Democratic Attorneys General Urge Court to Keep Abortion Pills Legal

WASHINGTON. Attorneys general from 21 Democratic states are calling on a Texas judge to keep the abortion pill on the market, dismissing claims by anti-abortion medical groups in a lawsuit centered on the drug’s approval more than two decades ago.

The latest report in the Hippocratic Alliance for Medicine v.
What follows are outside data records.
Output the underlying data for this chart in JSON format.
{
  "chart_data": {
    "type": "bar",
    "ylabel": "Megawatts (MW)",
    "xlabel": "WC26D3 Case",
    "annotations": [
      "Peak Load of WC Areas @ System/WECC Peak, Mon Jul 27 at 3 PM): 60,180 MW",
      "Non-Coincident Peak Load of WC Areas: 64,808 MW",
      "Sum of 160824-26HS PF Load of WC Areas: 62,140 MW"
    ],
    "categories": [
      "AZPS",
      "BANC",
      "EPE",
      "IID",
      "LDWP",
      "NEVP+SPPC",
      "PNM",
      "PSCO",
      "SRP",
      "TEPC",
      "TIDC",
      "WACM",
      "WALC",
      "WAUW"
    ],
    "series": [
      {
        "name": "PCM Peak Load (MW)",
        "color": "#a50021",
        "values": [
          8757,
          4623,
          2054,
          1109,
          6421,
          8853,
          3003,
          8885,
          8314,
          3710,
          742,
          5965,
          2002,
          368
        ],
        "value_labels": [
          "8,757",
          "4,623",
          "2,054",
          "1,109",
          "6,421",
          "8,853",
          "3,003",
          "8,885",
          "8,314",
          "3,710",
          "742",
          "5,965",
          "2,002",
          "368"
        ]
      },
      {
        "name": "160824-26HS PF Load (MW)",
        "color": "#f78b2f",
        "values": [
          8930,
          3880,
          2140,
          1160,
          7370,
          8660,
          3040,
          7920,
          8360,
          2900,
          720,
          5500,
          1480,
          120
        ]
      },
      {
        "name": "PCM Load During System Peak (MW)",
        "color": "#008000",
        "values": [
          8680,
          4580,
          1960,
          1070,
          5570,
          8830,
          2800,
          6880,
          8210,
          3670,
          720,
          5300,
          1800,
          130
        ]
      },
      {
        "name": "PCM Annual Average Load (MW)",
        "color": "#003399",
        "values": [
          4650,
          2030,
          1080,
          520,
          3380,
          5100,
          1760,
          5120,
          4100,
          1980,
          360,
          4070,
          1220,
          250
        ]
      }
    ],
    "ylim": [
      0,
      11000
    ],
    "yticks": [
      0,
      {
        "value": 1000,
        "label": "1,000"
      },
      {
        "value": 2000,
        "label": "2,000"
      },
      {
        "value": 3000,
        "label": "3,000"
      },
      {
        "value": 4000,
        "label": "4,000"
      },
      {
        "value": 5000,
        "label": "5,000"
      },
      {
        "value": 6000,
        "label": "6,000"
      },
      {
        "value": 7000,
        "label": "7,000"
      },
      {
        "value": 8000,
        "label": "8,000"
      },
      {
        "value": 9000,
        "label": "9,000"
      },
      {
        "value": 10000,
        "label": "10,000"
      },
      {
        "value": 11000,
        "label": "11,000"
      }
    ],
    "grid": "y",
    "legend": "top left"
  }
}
FDA case is likely to draw even more attention to the lawsuit, which could have wide nationwide implications for medical abortion.

A two-component regimen consisting of mifepristone and misoprostol is approved for pregnancies up to 10 weeks and accounts for more than half of abortions in the United States.

New York Attorney General Letitia James filed on behalf of her state and California, Colorado, Connecticut, Delaware, Hawaii, Illinois, Maine, Maryland, Massachusetts, Michigan, Minnesota, Nevada, New Jersey, New Mexico, North Carolina , Oregon, Pennsylvania, Rhode Island, Washington, Wisconsin and the District of Columbia.

22 years of use

Attorneys General argue in their memo that medical abortion is safe and effective, as proven by 22 years of approved use.

They wrote that requiring the U.S. Food and Drug Administration to remove mifepristone would force patients to have a procedural abortion or “absolutely refuse to have an abortion,” with “devastating consequences” for residents of their states.

“Procedural abortion is not only more invasive than medical abortion, but is also generally more costly and difficult to obtain,” the attorney general wrote. “Indeed, the availability of mifepristone has been particularly important in ensuring access to abortion in low-income, low-income and rural communities where procedural abortion may not be available.”

“And since medical abortion is the most common method of terminating a pregnancy in the first trimester, removing access to this method will lead to an increase in the number of abortions in later pregnancy, further increasing costs and medical risks,” they added.

The lawsuit, filed in mid-November by the anti-abortion legal organization Alliance Defending Freedom, on behalf of four anti-abortion medical organizations and four anti-abortion doctors, alleges that the FDA overstepped its authority in 2000 when it approved the use of mifepristone. to terminate a pregnancy.

The lawsuit calls for a Trump-appointed U.S. District Court Judge to completely withdraw the abortion pill from the market, or at least restore dosing and dosage requirements before they were approved before the FDA made changes in 2016 and during pandemics.

Competing Arguments

The memo filed by the Democratic attorney general is significantly different from the memo by 23 Republican attorneys general filed last week.

Democratic attorneys general condemned claims made in the lawsuit, including that medical abortion is unsafe and ineffective.

They pointed to a comprehensive study by the National Academy of Sciences, Engineering, and Medicine, which “concluded that medical abortion, like procedural abortion, is safe and effective and that complications from medical abortion are rare, i.e., “do not occur.” more than a fraction of a percent of patients.”

“The relatively few side effects associated with medical abortion are within the acceptable range for FDA approval,” the attorney general wrote. “Indeed, data shows that medical abortion is as safe or safer than many other types of FDA-approved drugs and products, including Viagra (four times safer), penicillin (twice as safe), and even acetaminophen.”

Attorneys general also wrote that it would be impossible to cover up the number and type of complications that anti-abortion groups claim mifepristone causes in medical abortions.

“Given the widespread use of mifepristone, if Plaintiffs’ claims about the degree of risk associated with medical abortion were accurate, these harmful effects would be impossible to cover up at the population level,” the attorneys general wrote. “But the amici have not seen such effects – and in fact the opposite is true.”